If, however, you agree with Donald Hall, who wrote in the essay “Poetry: the Unsayable Said” that, “anything that can be thoroughly said in prose might as well be said in prose,” you might prefer to enjoy the spring just by sitting under a tree, or laying on a newly green lawn, with a good work of fiction. Here are a handful of legal fiction titles (and one law-and-poetry volume) excellent for reading while soaking up the sunshine. Now is the perfect time to enjoy the warmer weather, after our extended winter spent indoors. Eventually the fresh air, new flowers and noisy birds may move legal prose fiction fans to read poetry after all.
- Alice’s Adventures in Wonderland. Lewis Carroll. This title is a childhood classic. Take a look at the trial scene with Alice and the Queen of Hearts in Chapters Eleven and Twelve, wherein cross-examination establishes that tarts are made of pepper. As a bonus, there is a shape poem in Chapter Three about the law (“Fury said to a mouse, that he met in the house, “Come, let us both go to the law….”)
- The Indian Lawyer. James Welch. The main character in this novel, Sylvester Yellow Calf, is a Stanford Law graduate, successful lawyer and possible congressional candidate. He must make some hard decisions about his personal life and legal career that unfold in the form of a thriller.

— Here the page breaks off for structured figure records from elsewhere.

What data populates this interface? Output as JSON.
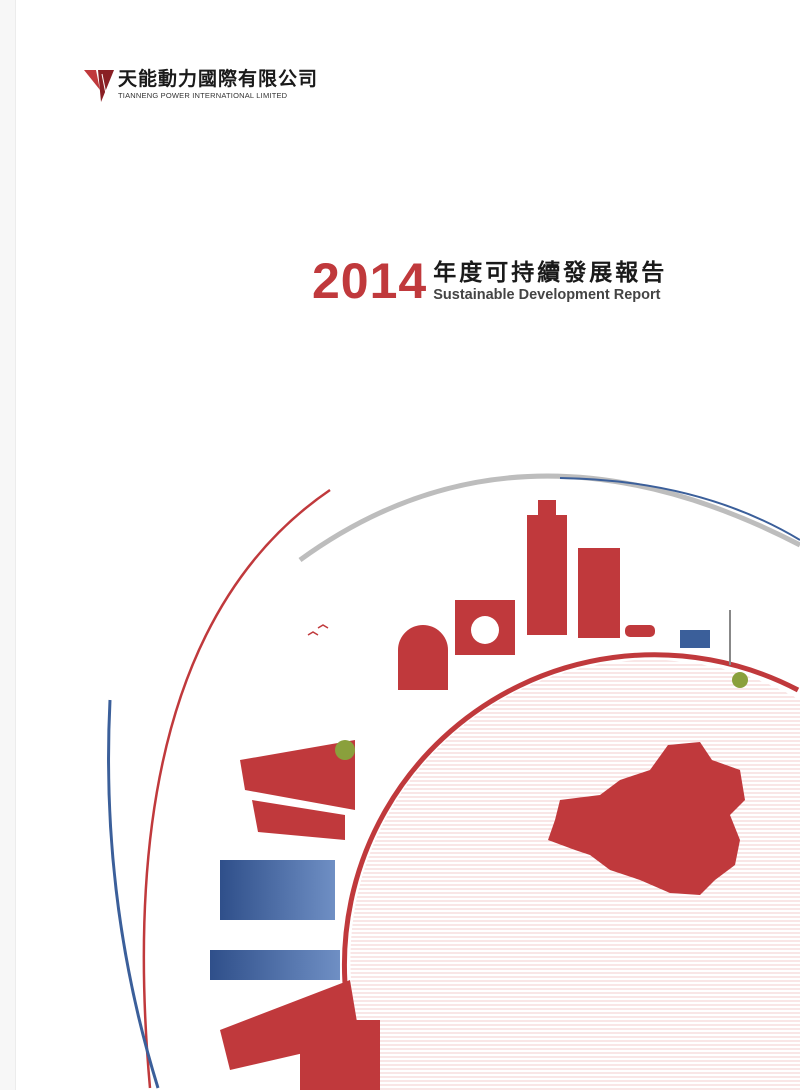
{
  "logo": {
    "name_cn": "天能動力國際有限公司",
    "name_en": "TIANNENG POWER INTERNATIONAL LIMITED"
  },
  "title": {
    "year": "2014",
    "cn": "年度可持續發展報告",
    "en": "Sustainable Development Report"
  },
  "colors": {
    "accent_red": "#c0393c",
    "blue": "#3b5f9a",
    "grey": "#b5b5b5"
  }
}
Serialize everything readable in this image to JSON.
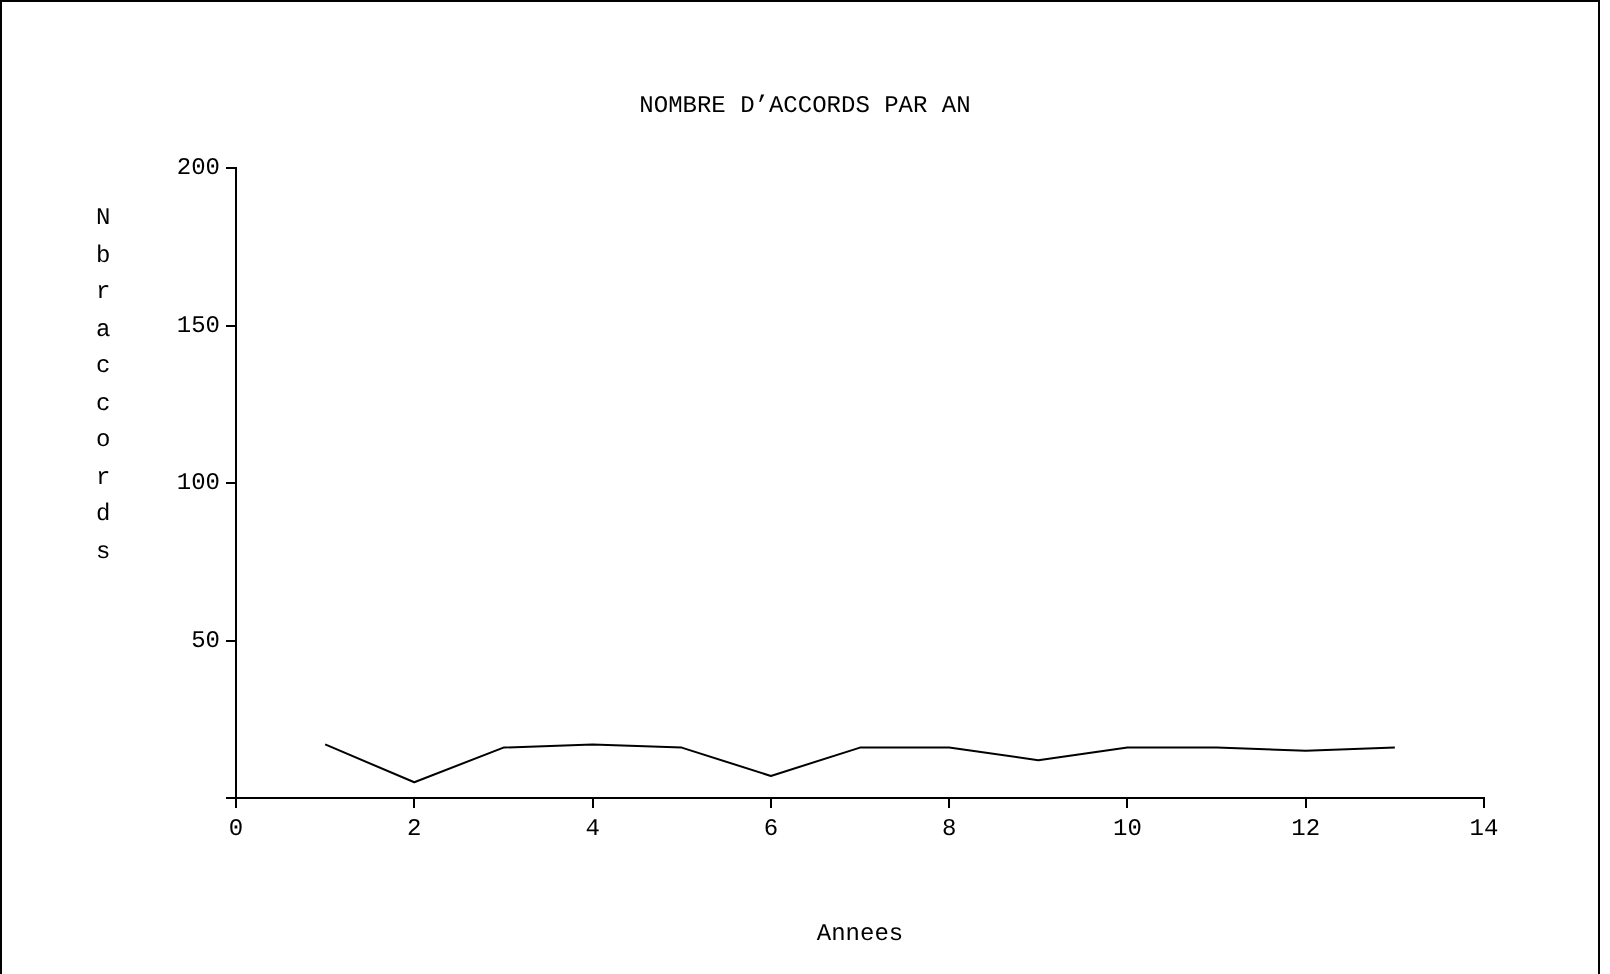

- Chronicle of a Death Foretold. Gabriel García Márquez. The famed author just died last week, and many columnists are picking their favorite novel or short story from his oeuvre when writing their tributes to his work; it’s nearly impossible to do. This book is less talked of than One Hundred Years of Solitude or Love in the Time of Cholera, but this book has appeal for legal fiction fans. A town’s residents pass judgment when they do not do anything to stop the foretold death; their compliance with the judgment passed by the murderer serves as the victim’s trial.
- Snow Falling on Cedars. David Guterson. The story is told in flashbacks as it moves forward in time, with a murder trial at its heart. As in Chronicle of a Death Foretold, the motivations of the community are a significant factor in the outcomes of the trial and the story.
- Season of Migration to the North. Tayeb Salih. The unnamed narrator in this novel spends much of the present-day action of the novel attempting to unravel the mysterious past of Mustafa Sa’eed. The mystery hinges on a court trial of Sa’eed, and that trial has long echoes in the novel’s future action.
- Anatomy of a Murder. Robert Traver. Traver is the pen name of J.D. Voelker, once a judge in the Michigan Supreme Court. He served as the defense attorney on the Michigan murder case that he subsequently fictionalized in this early procedural.
- The Law and the Lady. Wilkie Collins. Collins read for the bar before he became a writer, and he employed his knowledge and his interest in family and property law in writing his novels, some of the earliest detective novels published. This story is based in part on a famous murder trial in Scotland; Collins took an opportunity with the novel to criticize the Scottish verdict of “not proven.”
- A Frolic of His Own. William Gaddis. This five hundred and eighty-six page satire of the litigious culture of the 1980s is a bit challenging. Gaddis didn’t use quotation marks much like Shaw didn’t believe in apostrophes, and Gaddis seldom identified the speaker, even when multiple characters are speaking. Reading any of his books is akin to working through a graduate level literature seminar. Those caveats aside, the satirical jokes are well worth the effort.
And the poetry volume:
Poetry of the Law: from Chaucer to the Present. Edited by David Kader and Michael Stanford.
Comments
Love the variety of the list — and may I add that many of these contain very poetic prose; thanks Donna!